I was reading over your letters again to see if I could figure out which name was your joint favorite, but what seems to be the overall theme is that none of the names strike both of you as being just right. Perhaps we’d have more luck looking for names that are similar to the ones on your list.
Let’s look at Scarlett, for example. Violet, Charlotte, and Skyler are all similar, though of course quite different in style.
Calista also seems similar to me. Stella and Calista. They do share several sounds, maybe too many sounds. I’m picturing introducing them (“This is Stella, and this is Calista”) and sometimes the pairing seems to have too many sounds in common and sometimes it just seems very well coordinated.
Now I’ve gotten distracted by the Italian section of The Baby Name Wizard, while looking to see if Calista is by any chance Italian (it’s Latin, so sort of pre-Italian, and also Greek). Oh! Oh oh oh! What about BIANCA? I love that name, and I think it goes beautifully with Stella! Stella and Bianca! Oh, I want to go back in time and have two girls and use those names! Stella Grace and Bianca Noelle.
Or Claudia. One of my favorite girl names was Claudia; it was unfortunate that Paul had a Significant Claudia in his past. (She was a very nice girl, but he still didn’t want to use the name for a daughter.) Stella and Claudia.
Or Elena is lovely, and somewhat similar to Serena. Stella and Elena. The Oxford Dictionary of First Names says that the meaning of the name is uncertain but may be connected with the words “ray” and “sunbeam”—what a nice coordinating meaning with Stella’s! But again, perhaps they have too many sounds in common.
Selena is similar to Serena, and may mean “moon.” Or the spelling Celina may tie it more to the meaning “celestial.” (The Oxford Dictionary of First Names says both names are of uncertain origin.)
Carys would be pretty. Stella and Carys. It does make me think of Stella Maris, but that’s not negative.
Or Geneva: a little like Serena, a little like Gianna. Stella and Geneva.
With Serena, I like the idea of the middle name Noelle. I also like Celeste or Corinne. Or to coordinate with Grace, I like Kate or May or Pearl.

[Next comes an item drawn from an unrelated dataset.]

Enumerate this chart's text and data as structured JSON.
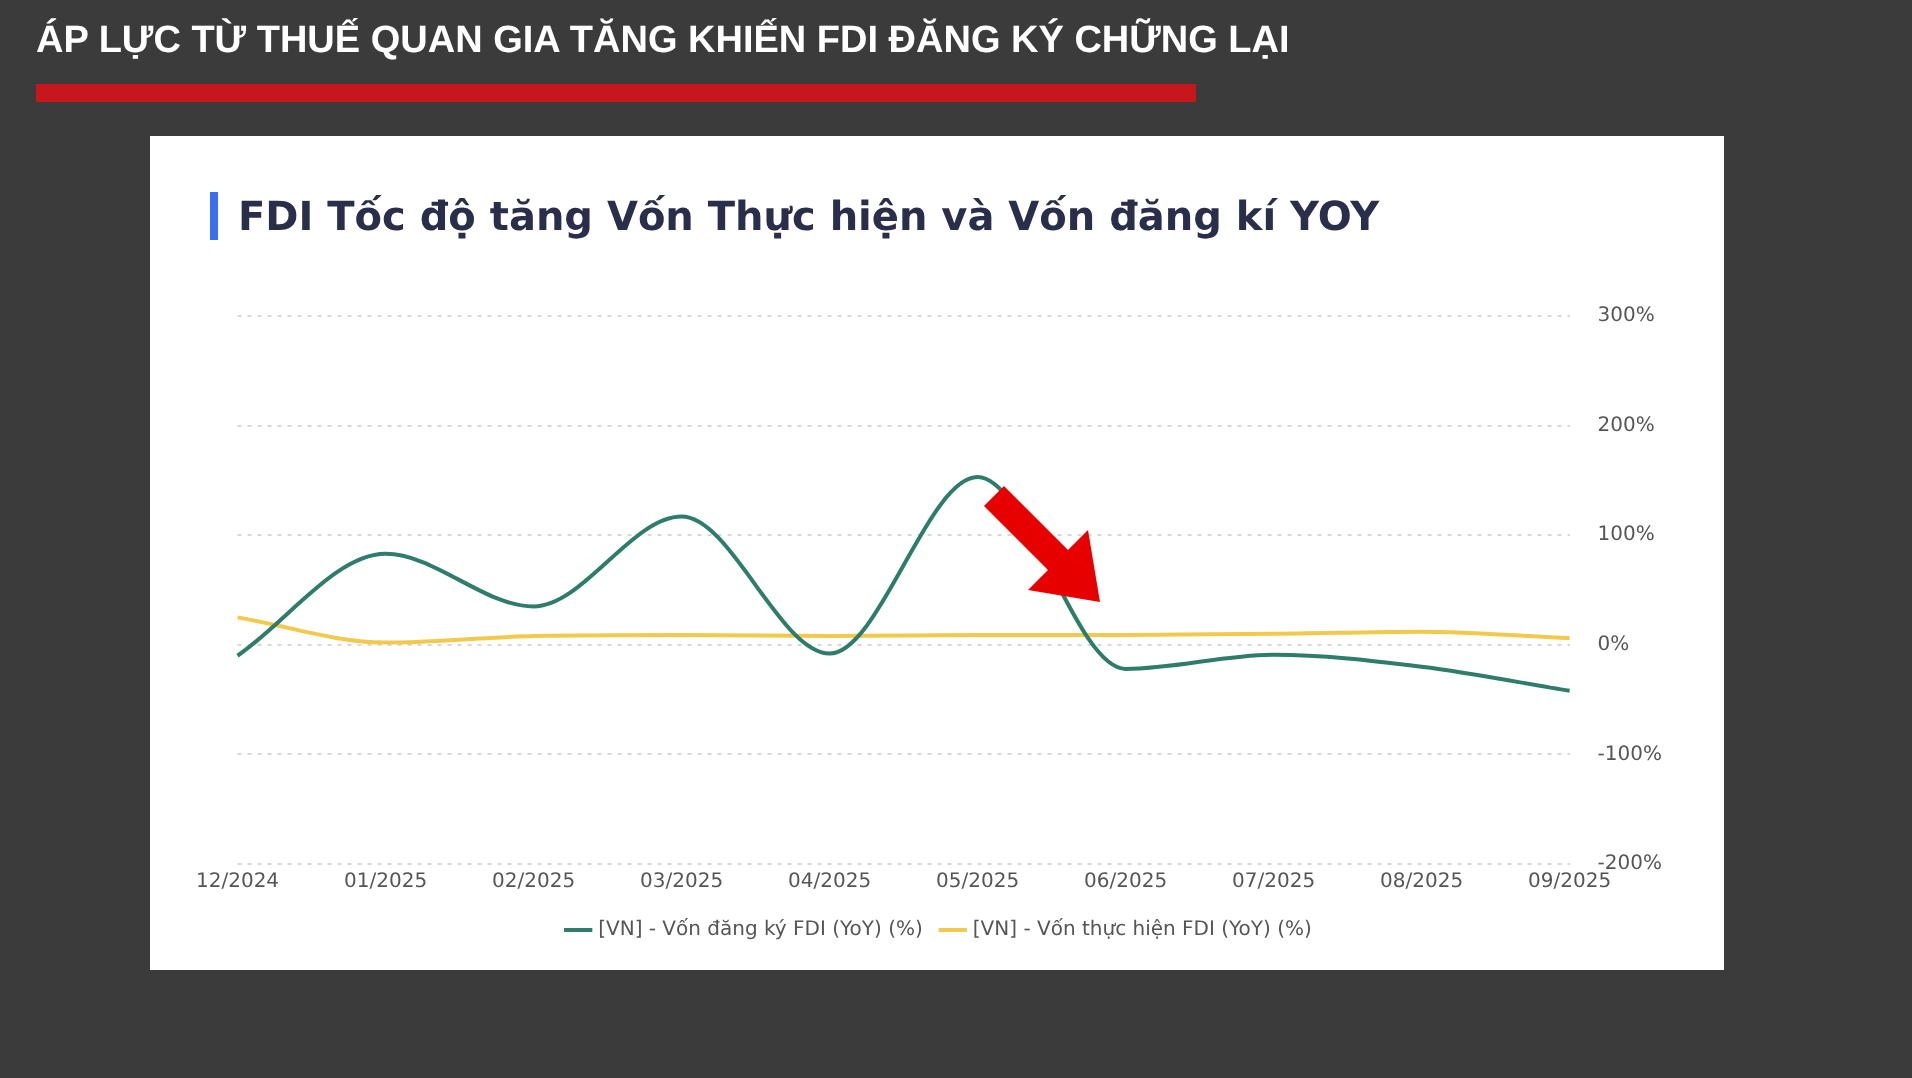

Oh, or Joy! I love Serena Joy, unless that’s getting a little too wordy.
I see I never answered if I thought Stella and Scarlett were too matchy. I think if you were planning more children, I might worry that the combination would make you feel like you had to choose something equally well-coordinated for a third child; because you’re stopping at two, I don’t think they’re too matchy.
It’s true that it may come down to one of you liking the name more than the other does. I think that must in fact be typical: I think it’s less common for both parents to love a name equally. Sometimes retrospect takes care of these things: if one parent loves the name almost as much as the other does, it may feel to them later on as if they always loved the name just as much.
One way to make things feel more balanced is this: let the preference tip the other direction for the middle name. So for example, if you end up choosing your husband’s favorite of Serena, perhaps the middle name could be one of your favorites such as Luciana or Rose or Scarlett.